In short: there is no short cut to modern science.
It gives me hope that we have started talking about these things - at least in academia (as numerous think-pieces in Nature et al. testify). We need to continue this discussion, make the public aware of it, and then start taking steps to solve it. No, science is not doomed, but boy do we still have a lot of work to do to get it to where it should be...
And got one, just not the one I expected.
There are multiple crises in science these days, whether of communication or recruitment or replication or of fraud or of anti-intellectualism fueled in part by the most egregious examples of these problems.
Fixing these problems, addressing these seven, would do much to restore the lustre and respect and authority science well done and scientists working well deserve.
For one, the government is becoming increasingly weak while corporations are becoming increasingly powerful.
Unlike the government, corporations in general (and their investment strategies) are focused on short term results - That's how executive pay/bonuses are structured - CEOs don't want to invest in something that will only bear fruit in 10 years so that some future CEO will get all the credit for it. Humans are terrible at allocating credit/praise because we like to pretend that the universe is simple and that all actions have simple, predictable effects without unexpected side-effects.
Science research cannot exist in a corporate environment. Science can only rely on government or philanthropy.
And speaking of open science, making research public as it's happening (not even results, just what you're studying) can help prevent redundant concurrent studies in multiple labs and facilitate collaboration, also making the most of the limited funding scientists have.
Pachyderm (disclaimer: my company) is building infrastructure tools to help data scientists reproduce results by offering "Git for Data."
What about legislation requiring that any unclassified government funded science be available outside a paywall? Last I saw a figure for it, the combined budgets of all of the US military bands was ~$270 million a year. I bet a lot of science publication could be "nationalized" for that amount.
2. Poor design. Competence issue.
3. Replication. Incentive issue.
4. Peer review. Bad old analog system.
5. Paywalls. Capitalism.
6. Poor communication. Competence issue.
7. Stress. Personal issue.
Nothing gets in the way of science except ourselves.
Psychology and Climate change are in different categories. The crisis of reproducibility in soft sciences has nothing to do with the overwhelming scientific consensus on the reality of global warming.
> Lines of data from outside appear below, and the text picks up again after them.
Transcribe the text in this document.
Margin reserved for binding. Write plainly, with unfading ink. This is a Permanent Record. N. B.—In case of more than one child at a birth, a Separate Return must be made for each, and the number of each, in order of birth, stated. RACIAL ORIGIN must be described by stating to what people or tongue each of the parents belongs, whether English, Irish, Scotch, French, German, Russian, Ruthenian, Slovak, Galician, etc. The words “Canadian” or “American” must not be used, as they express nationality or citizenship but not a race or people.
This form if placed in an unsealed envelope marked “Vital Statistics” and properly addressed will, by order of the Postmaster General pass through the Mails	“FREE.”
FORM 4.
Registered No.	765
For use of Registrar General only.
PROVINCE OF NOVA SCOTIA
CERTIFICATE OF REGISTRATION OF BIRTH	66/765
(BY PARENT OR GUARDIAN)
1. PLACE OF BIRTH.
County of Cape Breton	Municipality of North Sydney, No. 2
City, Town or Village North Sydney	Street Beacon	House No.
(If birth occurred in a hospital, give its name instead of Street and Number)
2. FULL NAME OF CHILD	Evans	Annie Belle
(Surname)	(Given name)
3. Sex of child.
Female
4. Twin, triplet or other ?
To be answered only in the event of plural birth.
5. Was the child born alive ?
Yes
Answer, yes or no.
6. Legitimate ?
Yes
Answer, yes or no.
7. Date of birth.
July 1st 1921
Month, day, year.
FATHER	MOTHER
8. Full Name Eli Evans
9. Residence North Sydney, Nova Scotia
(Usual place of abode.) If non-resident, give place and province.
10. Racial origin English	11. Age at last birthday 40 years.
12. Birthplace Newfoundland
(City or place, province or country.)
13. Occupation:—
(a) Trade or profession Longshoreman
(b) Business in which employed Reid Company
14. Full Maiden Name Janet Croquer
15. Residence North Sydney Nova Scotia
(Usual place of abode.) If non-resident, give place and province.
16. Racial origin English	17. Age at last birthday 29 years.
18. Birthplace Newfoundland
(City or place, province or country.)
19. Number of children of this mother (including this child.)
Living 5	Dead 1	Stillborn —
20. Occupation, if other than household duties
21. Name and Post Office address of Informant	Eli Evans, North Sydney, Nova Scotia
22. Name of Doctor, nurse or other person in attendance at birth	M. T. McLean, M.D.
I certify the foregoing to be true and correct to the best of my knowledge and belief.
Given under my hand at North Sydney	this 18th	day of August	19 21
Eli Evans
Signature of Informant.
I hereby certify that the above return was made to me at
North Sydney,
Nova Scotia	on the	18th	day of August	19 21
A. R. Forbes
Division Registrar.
Many mentioned issues are real in hard science too but it just an example that you can lie with the truth. Perverse incentives, publication bias, imperfection of peer review, etc can't invalidate established results e.g., Newtonian physics continues to work in the domain it is applicable for.
It is infuriating that the planet (planetary habitability) is destroyed for the benefit of the very few.
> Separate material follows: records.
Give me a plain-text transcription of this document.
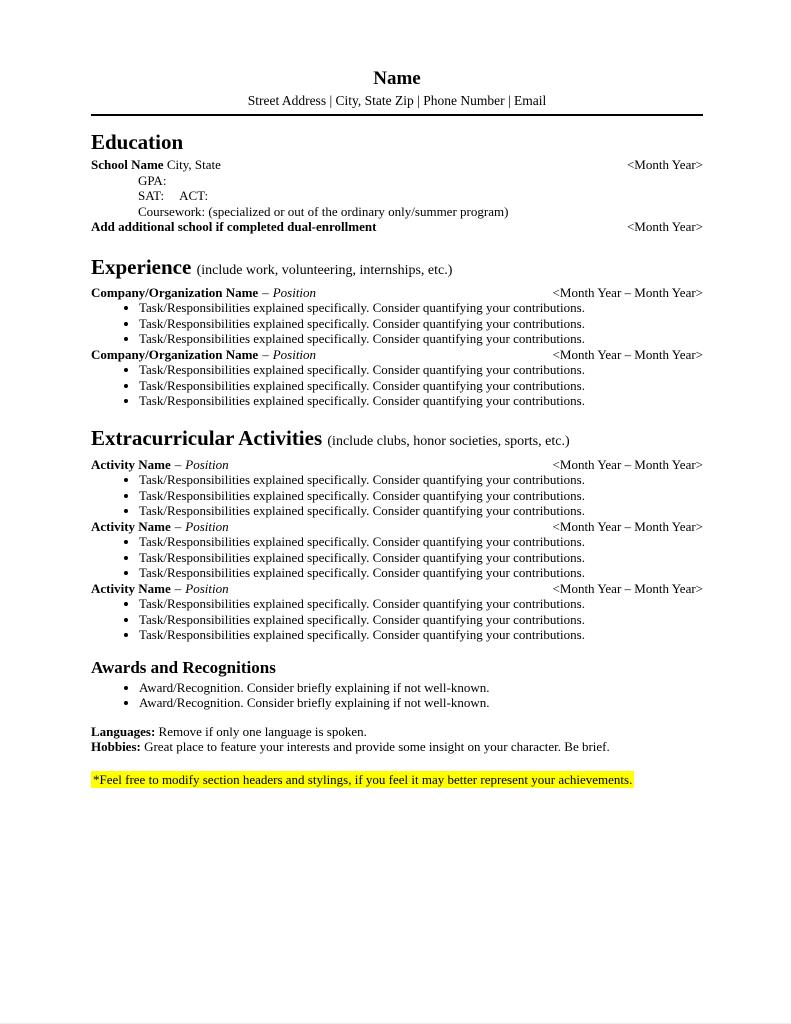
Name
Street Address | City, State Zip | Phone Number | Email
Education
School Name City, State	<Month Year>
GPA:
SAT: ACT:
Coursework: (specialized or out of the ordinary only/summer program)
Add additional school if completed dual-enrollment	<Month Year>
Experience (include work, volunteering, internships, etc.)
Company/Organization Name – Position	<Month Year – Month Year>
• Task/Responsibilities explained specifically. Consider quantifying your contributions.
• Task/Responsibilities explained specifically. Consider quantifying your contributions.
• Task/Responsibilities explained specifically. Consider quantifying your contributions.
Company/Organization Name – Position	<Month Year – Month Year>
• Task/Responsibilities explained specifically. Consider quantifying your contributions.
• Task/Responsibilities explained specifically. Consider quantifying your contributions.
• Task/Responsibilities explained specifically. Consider quantifying your contributions.
Extracurricular Activities (include clubs, honor societies, sports, etc.)
Activity Name – Position	<Month Year – Month Year>
• Task/Responsibilities explained specifically. Consider quantifying your contributions.
• Task/Responsibilities explained specifically. Consider quantifying your contributions.
• Task/Responsibilities explained specifically. Consider quantifying your contributions.
Activity Name – Position	<Month Year – Month Year>
• Task/Responsibilities explained specifically. Consider quantifying your contributions.
• Task/Responsibilities explained specifically. Consider quantifying your contributions.
• Task/Responsibilities explained specifically. Consider quantifying your contributions.
Activity Name – Position	<Month Year – Month Year>
• Task/Responsibilities explained specifically. Consider quantifying your contributions.
• Task/Responsibilities explained specifically. Consider quantifying your contributions.
• Task/Responsibilities explained specifically. Consider quantifying your contributions.
Awards and Recognitions
• Award/Recognition. Consider briefly explaining if not well-known.
• Award/Recognition. Consider briefly explaining if not well-known.
Languages: Remove if only one language is spoken.
Hobbies: Great place to feature your interests and provide some insight on your character. Be brief.
*Feel free to modify section headers and stylings, if you feel it may better represent your achievements.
I think you really missed the point of the article. Of course the problems the author talks about don't invalidate already established results, the big deal is that they potentially prevent new results from being soundly established (or discarded if necessary)!
"Climate change" is "fossil fuel"-friendly alternative to avoid saying "Global warming" for what is happening. It is disingenuous to suggests that "Global warming" is unrelated to the article.
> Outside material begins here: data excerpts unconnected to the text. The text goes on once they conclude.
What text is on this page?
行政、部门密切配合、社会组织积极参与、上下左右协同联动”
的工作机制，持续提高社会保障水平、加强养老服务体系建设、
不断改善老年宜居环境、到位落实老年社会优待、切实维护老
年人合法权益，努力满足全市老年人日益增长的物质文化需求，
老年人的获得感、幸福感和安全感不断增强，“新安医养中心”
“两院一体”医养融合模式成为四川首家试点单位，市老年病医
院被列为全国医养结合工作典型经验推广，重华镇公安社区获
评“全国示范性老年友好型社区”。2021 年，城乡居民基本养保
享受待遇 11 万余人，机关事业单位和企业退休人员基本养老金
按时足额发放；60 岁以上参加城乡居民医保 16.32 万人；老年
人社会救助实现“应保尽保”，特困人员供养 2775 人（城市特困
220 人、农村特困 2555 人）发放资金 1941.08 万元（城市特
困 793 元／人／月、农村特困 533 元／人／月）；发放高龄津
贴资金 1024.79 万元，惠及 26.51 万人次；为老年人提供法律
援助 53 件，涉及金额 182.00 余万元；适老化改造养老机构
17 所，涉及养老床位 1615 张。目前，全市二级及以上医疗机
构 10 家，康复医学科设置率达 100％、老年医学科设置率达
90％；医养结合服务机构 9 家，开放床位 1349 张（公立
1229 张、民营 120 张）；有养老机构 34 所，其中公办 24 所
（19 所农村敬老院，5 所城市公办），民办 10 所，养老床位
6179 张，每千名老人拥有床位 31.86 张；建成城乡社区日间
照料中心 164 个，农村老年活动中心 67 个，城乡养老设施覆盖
The article equates the certainty with which we know results in Psychology and Climate change (the terms are separated by commas as you've noticed). Psychology has a very flimsy foundation: even major results can be debunked (e.g., ego depletion). On the other hand there is no doubt that the climate change (global warming) is happening.
The article can be used as a tool by climate change deniers. They could say: "science have many major issues and therefore climate change is a figment of these communist eggheads imagination."